Long-Term, Increased Risk of Cancer Death After Common Hyperthyroidism Treatment

​NCI Study: Radioactive Iodine Associated With Solid Tumors

Patients who received radioactive iodine (RAI) treatment for hyperthyroidism show an association between treatment dose and long-term risk of death from solid cancers, including breast cancer. The findings of the study were published on July 1, 2019, in JAMA Internal Medicine.

A team led by the National Cancer Institute identified a clear dose–response relationship between RAI and long-term risk of death from solid cancer, including breast cancer, in a large cohort study of patients treated for hyperthyroidism. The researchers estimate that for every 1,000 patients treated with a standard range of doses, about 20 to 30 additional deaths from solid cancer would occur because of radiation exposure.

Since the 1940s, RAI has been used widely in the U.S. to treat hyperthyroidism, and is one of three commonly used treatments for the condition. The other two are anti-thyroid drugs, which are increasingly popular, and surgical treatment, which is used less often.

The new findings are from a long-term follow-up study of people with hyperthyroidism (mainly Graves’ disease) who were treated with radiation between 1946 and 1964, the Cooperative Thyrotoxicosis Therapy Follow-up Study. The patients had all received RAI and none had had cancer when entering the original study. In the new analysis, which included almost 19,000 people from the original cohort, the researchers used a novel, comprehensive method to estimate radiation doses to each organ or tissue.

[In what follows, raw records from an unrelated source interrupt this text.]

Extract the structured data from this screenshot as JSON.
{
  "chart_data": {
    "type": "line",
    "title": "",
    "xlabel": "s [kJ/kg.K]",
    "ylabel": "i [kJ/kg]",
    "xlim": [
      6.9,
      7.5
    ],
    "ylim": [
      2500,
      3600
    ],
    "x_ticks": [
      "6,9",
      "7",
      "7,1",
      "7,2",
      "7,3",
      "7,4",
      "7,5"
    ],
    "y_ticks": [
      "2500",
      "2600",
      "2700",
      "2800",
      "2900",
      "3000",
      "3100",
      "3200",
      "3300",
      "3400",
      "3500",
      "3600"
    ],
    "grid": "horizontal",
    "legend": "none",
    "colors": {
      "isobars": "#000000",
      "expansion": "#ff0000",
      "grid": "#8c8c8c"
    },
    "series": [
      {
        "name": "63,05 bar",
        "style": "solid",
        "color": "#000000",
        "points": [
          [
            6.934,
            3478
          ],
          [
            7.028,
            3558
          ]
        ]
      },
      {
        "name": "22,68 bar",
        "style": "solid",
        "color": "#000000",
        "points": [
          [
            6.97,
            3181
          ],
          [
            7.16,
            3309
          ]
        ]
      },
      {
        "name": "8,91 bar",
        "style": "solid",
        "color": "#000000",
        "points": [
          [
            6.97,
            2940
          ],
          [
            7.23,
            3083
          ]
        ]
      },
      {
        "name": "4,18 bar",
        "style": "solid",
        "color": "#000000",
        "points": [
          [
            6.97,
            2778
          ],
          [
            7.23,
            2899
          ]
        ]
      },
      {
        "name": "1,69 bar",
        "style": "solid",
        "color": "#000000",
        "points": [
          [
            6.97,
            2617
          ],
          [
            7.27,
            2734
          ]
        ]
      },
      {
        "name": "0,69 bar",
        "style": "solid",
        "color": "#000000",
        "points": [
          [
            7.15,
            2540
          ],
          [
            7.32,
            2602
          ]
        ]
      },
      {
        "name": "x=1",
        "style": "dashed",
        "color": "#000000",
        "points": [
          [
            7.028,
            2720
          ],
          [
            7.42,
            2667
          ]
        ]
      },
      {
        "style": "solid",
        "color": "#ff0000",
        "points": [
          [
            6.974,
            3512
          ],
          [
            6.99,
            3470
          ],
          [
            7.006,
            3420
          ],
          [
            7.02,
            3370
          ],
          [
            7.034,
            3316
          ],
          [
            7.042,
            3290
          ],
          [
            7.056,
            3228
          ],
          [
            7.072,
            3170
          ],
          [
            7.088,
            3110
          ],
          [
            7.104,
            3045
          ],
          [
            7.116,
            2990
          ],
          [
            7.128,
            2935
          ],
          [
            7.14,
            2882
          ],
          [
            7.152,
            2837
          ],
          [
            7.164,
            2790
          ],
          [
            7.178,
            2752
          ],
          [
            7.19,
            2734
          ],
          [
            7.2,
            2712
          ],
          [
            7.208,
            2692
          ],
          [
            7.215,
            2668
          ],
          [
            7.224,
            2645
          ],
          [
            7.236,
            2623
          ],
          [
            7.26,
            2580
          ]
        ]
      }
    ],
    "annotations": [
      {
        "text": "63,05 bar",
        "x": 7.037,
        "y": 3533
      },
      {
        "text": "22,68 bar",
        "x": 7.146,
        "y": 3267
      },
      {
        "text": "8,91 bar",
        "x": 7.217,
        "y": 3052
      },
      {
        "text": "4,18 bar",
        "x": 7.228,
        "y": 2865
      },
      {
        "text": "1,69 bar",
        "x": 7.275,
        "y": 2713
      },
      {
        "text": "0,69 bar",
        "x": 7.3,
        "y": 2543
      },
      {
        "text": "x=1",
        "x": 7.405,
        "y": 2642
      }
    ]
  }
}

The researchers found positive dose–response relationships between the dose absorbed by an organ and mortality from cancer at the same site. The relationship was statistically significant for female breast cancer; every 100 milligray (mGy) of dose resulted in a 12% increased relative risk of breast cancer mortality. Further, the relative risk of mortality was increased by 5% per every 100 mGy for all other solid tumors considered together.

Based on their findings, the researchers estimated that for every 1,000 patients aged 40 years with hyperthyroidism, treated with the current, typical radiation doses, a lifetime excess of 19 to 32 solid cancer deaths from radiation would be expected.

In the U.S., about 1.2% of the population has hyperthyroidism, and the condition is much more prevalent in women. Thus, the findings for breast cancer mortality are especially relevant for the large number of women who are treated for hyperthyroidism, particularly as RAI is still widely used.